The EU Directive on Whistleblowing requires all Member States to adopt common minimum standards for whistleblowing protection. Employers must establish internal channels to receive reports. Most wrongdoing is disclosed internally with workers reporting concerns to supervisors or other line management. Professional duties or contractual job responsibilities may mandate reporting protocols (eg inspections or audit). Both may result in retaliation the threat of which chills free flow of information, necessary for organisational safeguards and informed decision-making. Forcing employees to report through designated officers as ‘middlemen’ inherently delays getting information into the right hands.

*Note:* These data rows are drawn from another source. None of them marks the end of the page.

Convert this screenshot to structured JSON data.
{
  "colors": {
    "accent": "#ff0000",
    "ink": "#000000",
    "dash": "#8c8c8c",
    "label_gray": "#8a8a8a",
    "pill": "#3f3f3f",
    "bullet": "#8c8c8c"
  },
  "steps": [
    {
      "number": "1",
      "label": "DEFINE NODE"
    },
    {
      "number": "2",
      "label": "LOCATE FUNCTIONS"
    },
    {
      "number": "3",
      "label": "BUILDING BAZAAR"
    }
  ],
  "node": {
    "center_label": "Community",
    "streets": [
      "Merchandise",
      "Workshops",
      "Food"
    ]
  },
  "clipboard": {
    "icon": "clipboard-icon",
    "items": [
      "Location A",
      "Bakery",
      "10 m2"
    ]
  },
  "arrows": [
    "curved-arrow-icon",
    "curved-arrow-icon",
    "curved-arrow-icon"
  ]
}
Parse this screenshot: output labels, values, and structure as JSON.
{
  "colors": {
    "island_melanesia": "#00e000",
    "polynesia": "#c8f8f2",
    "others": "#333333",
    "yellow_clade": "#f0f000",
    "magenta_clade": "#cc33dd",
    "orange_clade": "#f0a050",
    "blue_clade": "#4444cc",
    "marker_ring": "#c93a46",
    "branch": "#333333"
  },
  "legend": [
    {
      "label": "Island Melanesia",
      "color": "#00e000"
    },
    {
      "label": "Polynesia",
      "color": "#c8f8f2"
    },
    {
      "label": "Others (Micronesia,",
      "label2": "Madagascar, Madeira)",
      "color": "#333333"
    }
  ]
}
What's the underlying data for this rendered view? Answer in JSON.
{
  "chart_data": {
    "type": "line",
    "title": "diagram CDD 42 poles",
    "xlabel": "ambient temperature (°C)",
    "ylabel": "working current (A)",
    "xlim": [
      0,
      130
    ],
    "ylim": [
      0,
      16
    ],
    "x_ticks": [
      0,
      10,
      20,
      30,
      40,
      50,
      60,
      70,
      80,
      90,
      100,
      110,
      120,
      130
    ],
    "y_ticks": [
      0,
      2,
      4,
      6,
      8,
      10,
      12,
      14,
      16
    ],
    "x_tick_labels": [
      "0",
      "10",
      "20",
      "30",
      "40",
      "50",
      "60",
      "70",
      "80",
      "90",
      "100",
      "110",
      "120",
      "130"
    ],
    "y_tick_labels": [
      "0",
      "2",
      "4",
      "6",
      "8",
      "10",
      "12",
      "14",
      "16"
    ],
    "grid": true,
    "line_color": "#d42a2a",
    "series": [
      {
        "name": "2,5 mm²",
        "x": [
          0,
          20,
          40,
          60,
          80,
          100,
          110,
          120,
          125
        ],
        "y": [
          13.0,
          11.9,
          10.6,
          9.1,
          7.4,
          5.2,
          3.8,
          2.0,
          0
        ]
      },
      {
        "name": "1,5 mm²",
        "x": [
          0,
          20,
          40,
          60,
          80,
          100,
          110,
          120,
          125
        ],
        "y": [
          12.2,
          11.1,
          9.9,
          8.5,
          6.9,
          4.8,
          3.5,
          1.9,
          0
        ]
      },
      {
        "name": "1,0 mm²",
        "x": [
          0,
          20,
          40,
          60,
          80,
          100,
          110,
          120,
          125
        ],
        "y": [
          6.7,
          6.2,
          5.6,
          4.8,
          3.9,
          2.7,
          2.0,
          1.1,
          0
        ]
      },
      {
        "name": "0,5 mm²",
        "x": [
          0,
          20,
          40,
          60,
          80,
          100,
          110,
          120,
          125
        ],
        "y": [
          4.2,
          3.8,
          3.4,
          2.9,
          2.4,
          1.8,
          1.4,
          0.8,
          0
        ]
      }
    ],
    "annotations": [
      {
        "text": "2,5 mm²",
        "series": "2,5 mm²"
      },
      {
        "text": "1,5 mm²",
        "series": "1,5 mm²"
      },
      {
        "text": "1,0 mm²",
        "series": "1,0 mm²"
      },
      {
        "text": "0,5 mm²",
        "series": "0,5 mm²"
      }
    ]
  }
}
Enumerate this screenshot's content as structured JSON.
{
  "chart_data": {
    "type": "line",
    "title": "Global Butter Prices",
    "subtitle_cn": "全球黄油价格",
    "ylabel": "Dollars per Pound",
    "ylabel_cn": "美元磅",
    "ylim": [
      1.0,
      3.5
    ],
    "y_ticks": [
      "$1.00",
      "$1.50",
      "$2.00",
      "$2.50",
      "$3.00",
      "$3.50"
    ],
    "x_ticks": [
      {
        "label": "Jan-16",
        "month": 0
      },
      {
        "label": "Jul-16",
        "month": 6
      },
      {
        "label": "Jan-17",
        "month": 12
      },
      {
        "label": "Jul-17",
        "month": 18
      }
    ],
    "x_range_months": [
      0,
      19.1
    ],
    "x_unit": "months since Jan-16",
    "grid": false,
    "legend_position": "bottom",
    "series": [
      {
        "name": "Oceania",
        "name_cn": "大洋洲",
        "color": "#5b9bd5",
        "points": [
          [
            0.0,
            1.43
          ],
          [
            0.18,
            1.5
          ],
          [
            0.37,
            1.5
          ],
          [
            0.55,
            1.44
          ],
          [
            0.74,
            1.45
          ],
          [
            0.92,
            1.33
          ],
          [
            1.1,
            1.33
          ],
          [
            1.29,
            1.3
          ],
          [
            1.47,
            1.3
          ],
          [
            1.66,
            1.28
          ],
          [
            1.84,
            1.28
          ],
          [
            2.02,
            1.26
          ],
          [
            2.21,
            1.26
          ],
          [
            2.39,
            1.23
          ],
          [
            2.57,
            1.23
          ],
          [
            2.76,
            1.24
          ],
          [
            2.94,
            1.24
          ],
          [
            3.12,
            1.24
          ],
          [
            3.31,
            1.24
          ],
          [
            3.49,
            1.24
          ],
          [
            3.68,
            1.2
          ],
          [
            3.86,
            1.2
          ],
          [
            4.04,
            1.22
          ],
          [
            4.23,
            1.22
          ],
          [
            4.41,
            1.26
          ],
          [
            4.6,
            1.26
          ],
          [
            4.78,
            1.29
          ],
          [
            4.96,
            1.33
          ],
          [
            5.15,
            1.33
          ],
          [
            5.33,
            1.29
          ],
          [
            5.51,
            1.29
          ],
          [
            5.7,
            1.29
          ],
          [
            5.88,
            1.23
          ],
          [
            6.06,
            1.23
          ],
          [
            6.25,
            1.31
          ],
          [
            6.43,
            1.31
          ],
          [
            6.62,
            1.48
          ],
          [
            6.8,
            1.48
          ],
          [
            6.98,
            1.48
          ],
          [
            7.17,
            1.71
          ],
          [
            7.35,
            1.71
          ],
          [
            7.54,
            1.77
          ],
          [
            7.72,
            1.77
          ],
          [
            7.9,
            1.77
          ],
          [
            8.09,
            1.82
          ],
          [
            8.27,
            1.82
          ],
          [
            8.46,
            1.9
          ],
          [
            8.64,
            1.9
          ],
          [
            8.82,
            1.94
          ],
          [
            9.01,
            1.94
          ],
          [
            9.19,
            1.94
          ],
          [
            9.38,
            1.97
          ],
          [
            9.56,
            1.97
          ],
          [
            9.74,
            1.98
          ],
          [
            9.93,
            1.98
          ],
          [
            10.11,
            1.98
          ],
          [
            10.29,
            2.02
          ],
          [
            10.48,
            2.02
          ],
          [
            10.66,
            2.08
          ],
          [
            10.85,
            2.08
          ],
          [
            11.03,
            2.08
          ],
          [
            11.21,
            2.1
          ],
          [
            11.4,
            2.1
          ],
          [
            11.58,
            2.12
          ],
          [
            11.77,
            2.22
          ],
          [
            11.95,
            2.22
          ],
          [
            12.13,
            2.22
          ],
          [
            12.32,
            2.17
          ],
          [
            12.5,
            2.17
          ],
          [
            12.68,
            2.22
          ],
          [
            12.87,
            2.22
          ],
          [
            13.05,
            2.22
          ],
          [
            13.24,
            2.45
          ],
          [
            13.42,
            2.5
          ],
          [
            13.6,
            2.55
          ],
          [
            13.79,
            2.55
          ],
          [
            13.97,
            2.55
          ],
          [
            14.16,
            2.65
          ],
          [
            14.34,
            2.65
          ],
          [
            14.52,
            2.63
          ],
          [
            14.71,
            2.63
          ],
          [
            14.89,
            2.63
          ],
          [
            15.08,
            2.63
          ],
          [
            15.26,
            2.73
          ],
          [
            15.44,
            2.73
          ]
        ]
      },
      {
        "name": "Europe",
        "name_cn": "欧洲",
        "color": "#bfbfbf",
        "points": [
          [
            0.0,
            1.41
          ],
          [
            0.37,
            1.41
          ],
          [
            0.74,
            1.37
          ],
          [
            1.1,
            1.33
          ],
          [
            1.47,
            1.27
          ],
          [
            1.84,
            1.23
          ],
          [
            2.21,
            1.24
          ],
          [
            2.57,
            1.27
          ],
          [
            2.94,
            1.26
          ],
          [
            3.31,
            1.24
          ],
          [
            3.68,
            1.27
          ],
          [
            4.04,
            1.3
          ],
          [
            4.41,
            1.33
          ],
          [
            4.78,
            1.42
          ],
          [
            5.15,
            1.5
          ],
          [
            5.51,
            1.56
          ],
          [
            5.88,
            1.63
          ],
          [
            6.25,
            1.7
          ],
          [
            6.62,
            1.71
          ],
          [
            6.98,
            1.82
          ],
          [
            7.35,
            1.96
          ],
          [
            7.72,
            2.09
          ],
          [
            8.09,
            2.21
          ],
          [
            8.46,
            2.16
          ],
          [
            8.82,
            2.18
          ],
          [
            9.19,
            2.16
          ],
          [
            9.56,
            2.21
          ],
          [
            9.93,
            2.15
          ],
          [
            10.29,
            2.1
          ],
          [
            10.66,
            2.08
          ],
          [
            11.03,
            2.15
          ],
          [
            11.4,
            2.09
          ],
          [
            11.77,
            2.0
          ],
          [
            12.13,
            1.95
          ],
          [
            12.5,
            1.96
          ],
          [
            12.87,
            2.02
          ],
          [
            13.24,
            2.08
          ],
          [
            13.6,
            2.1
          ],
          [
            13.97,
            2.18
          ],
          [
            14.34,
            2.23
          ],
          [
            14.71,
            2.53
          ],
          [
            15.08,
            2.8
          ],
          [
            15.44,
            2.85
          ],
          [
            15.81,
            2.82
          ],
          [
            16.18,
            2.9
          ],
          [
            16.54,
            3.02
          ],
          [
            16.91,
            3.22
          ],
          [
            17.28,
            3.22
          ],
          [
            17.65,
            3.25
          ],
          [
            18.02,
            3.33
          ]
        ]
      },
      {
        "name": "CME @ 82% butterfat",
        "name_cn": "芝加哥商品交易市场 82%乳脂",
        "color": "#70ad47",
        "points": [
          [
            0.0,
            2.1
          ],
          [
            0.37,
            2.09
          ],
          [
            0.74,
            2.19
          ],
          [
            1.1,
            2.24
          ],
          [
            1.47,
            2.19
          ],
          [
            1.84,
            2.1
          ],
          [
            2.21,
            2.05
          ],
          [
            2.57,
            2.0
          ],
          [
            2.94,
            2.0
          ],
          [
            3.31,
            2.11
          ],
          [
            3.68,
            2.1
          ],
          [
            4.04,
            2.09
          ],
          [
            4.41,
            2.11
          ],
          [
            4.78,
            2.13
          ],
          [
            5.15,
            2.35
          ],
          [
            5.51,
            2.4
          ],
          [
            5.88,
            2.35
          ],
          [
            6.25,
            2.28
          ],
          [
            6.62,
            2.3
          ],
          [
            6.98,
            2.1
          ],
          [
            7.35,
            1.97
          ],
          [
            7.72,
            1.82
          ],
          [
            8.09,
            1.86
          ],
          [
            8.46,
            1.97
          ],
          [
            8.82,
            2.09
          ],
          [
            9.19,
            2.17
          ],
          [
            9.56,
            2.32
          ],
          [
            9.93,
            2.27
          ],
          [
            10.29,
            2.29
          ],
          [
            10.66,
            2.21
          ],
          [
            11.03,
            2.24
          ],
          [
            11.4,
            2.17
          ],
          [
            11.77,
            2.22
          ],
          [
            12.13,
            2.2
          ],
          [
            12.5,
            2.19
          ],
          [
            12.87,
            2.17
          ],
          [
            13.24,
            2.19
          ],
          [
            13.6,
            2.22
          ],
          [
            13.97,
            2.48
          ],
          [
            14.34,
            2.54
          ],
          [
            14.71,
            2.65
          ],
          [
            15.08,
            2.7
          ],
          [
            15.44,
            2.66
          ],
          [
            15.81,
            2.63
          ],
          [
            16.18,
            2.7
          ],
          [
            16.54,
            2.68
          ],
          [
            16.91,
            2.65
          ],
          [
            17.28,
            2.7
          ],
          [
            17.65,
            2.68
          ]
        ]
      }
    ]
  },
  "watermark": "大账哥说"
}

If the law only protects reports made via singular channels, this will lead to unnecessary bottlenecks and creates a serious loophole in the framework which will fail to protect the majority of whistleblowing, undermining the spirit of the Directive.
The Directive must be implemented to protect all internal reports of suspected wrongdoing to any responsible official whether or not they are the designated person or reporting channel.
Argumentation / Refer to:
Freedom to choose the most appropriate reporting channel based on the individual circumstances of the case is at the heart of the Directive.
Recital 62, also emphasises: ‘...protection where Union or national law requires the reporting persons to report to the competent national authorities, for instance as part of their job duties and responsibilities…’
Recital 33 defines internal reporting as: ‘…the best way to get information to the persons who can contribute to the early and effective resolution of risks to the public interest.” Recital 47 states: ‘…it is vital that the relevant information reaches swiftly those closest to the source of the problem, most able to investigate and with powers to remedy…’
The law must not conflict with internationally recognized standards for institutional whistleblowing policies (eg draft ISO 37002) and parallel reporting regimes at EU and national level (e.g. civil aviation or child safeguarding.)
Articles 7 (1) and 9 are however not sufficiently explicit that reporting to line managers or other internal reporting mechanisms is protected and must be carefully read and implemented to clarify that both are.
Not all organisations are obliged to establish reporting channels (eg employers with under 50 employees) but all workers need protection.
‘Chain of command’ and incident reporting lines are most natural and proximate to receive and address workplace wrongdoing (see s. 3.3 (para 44) Council of Europe 2014 draft Resolution.)
Protecting all internal reporting is consistent with a worker’s fundamental rights including to freedom of expression under Article 10 of the ECHR see Guja v. Moldova (2008, ECtHR) and Article 19 UDHR see 2019 report.
Example:
Under section 43 c (1) PIDA (UK), a disclosure is protected to any person senior to the worker, who has been expressly or implicitly authorized by the employer as having management responsibility over the worker.[1]